Originally published 2 February 2022, when I had 43 subscribers.
I will never forget the first time I listened to Osama bin Laden. It was 1996, and I was watching him on VHS in the language center at Fort Hood, Texas. To be completely honest, his Arabic was — and I stress that this is an aesthetic comment, not a theological point — exquisite. Perfect. Flawless. Every sentence was simple, uttered with much more than its own weight in meaning. Like the Qur’an, his ‘witness’ was ancient Arabic poetry, formal and sophisticated and set down by rules as strict as any form of verse in the world, to reveal truths as great as anything humans could imagine, on global scales of infinite time.
It was mesmerizing. It was terrifying. I could see right away that he would be the genesis of 21st Century problems. How could he not be? The sounds coming from his mouth were ancient magic, the kind that lead men straight into hell.
During the years that tradition holds as the era in which Muhammad was born and began his ministry, there was no king in Mecca and no formal state. Instead, an informal oligarchy ran the civic enterprise. Standing at a crossroads of two trade routes — one in goods from the Indian Ocean to the Mediterranean, the other in ideas from Ethiopia to Syria — Mecca existed in a land of clans, dependent on the goodwill of the nomadic tribes living around it. The city was forever besieged by its neighborhood, forced to distribute its wealth in order to maintain its security.
This social structure also led to countless blood feuds and vendettas, even whole wars, as each clan was expected to defend individual members from aggression; a man killed over a dispute might be avenged back and forth for generations. Mecca was also a fringe scene in the contested border zone of two powerful states, the Byzantines and the Sassanids of Persia. Both sides enlisted mercenaries from Arab lands: Syria, Palestine, the Hejaz. So if Mecca was neutral in the war between superpowers, and not actually at war when Muhammad is said to have had his first vision from the angel Gabriel, it was still a small city in a land that was full of warriors. The mobilization ratio of Bedouin tribes was closer to prehistoric tribes than settled Europeans; said another way, every Arab male was assumed to be a warrior until proven otherwise. That was the world of the prophet.
Ibn Khaldoun, an Arab historian of the 14th Century maghreb (North Africa), was out of political favor when he wrote his masterwork on history, Al Muqaddama.

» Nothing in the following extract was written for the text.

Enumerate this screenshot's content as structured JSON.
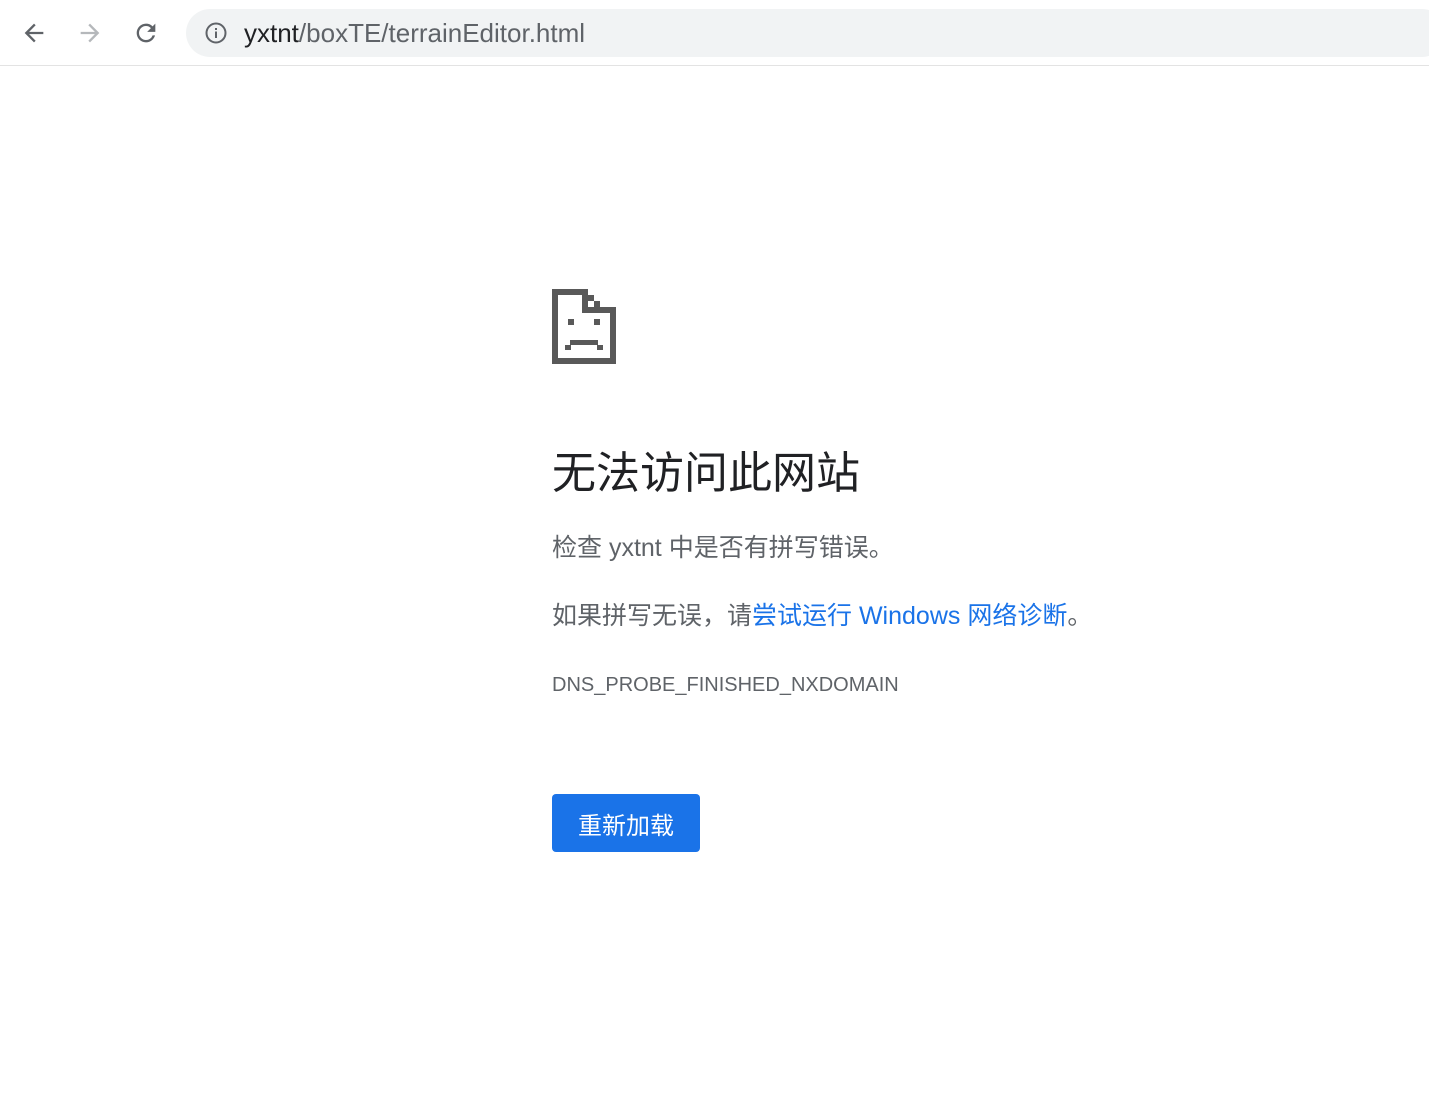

Deploring the “vicious cycle of usurpations and depositions” that characterized the tumultuous politics of the region, Ibn Khaldoun lived in circumstances quite similar to the prophet, and had the rare experience among historians of actually leading men into combat. He took away lessons that still ring true today. A morale that is purely monetary will never suffice to keep men in good order when the chips are down.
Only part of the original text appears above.